Many elderly patients cannot swallow pills, so they end up taking their medications crushed and mixed with apple sauce or other soft food. The problem with docusate sodium is that it is a gel capsule that cannot be crushed. One nurse told me that she will use a needle to draw out the medication from the capsule and give to the patient. That’s creative… but takes a lot of work for such a useless drug.  Many times, the capsule may be switched to a liquid formulation so it may be easier to take.   Easier to take – yes but definitely not pleasant to take. If you haven’t tried to taste liquid Colace, you should try it. It looks like a chocolate thick liquid and it is GROSS. Again for such a useless drug that taste disgusting, why are we still shovelling it to the poor patient’s mouth. They have enough other pills to take already.

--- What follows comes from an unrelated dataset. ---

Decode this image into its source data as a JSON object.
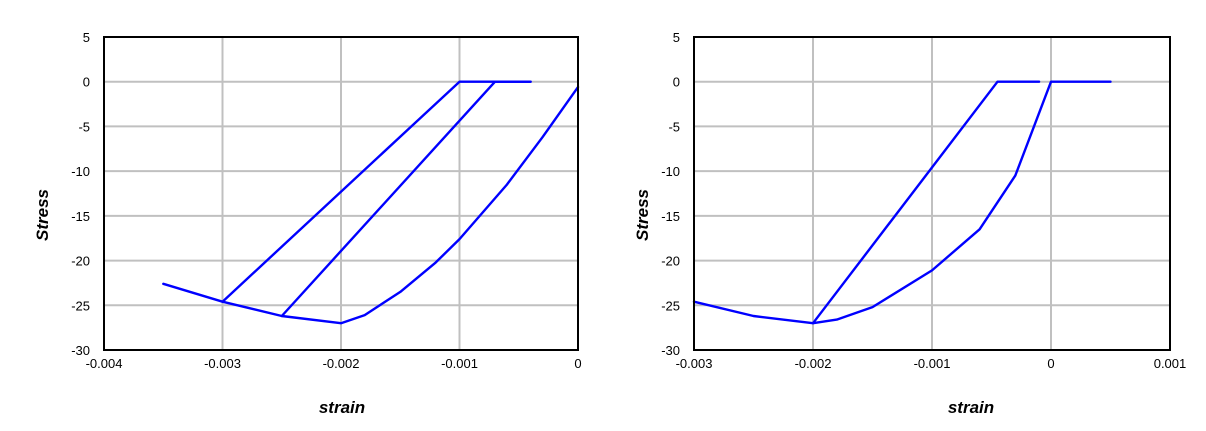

We are in a culture where a drug is quick to start but seems that we hesitate a lot before we decide it is time to stop a drug.  As in the case of Colace, it is clear from the evidence that it doesn’t work to treat chronic constipation but many physicians may say, what’s the harm in continuing even if it may not work. Why rock the boat when it ain’t broken? Besides, it is a very cheap drug – costs about 3 cents per capsule.

But many don’t appreciate how much work is involved to dispense that little shiny red gel capsule.  Without even thinking about the manufacturing process, the pharmacy needs to first carry the inventory, dispensing in the packaging as appropriate such as a vial, a blister pack, weekly pouch etc. Then it goes through several checks by pharmacy staff, finally delivering the drug to the patient (or hospital ward / nursing home). The nurse then have to verify the medication, open the packaging and put in a medication cup ready for the patient.  If this is a nursing home setting where the patient is frail or has dementia, extra time is needed to allow the patient to swallow the pill, or sometimes find creative ways to ensure the patient takes the medication before he or she wanders off or start acting out.  When considering all the time and resources in getting this shiny red gel capsule to the end user, it definitely costs more than 3 cents.. but wait, it doesn’t work at all and so why are we exhausting all the efforts to prescribe, dispense and administer such a useless drug.  Isn’t it easier and cost effective to just stop the drug?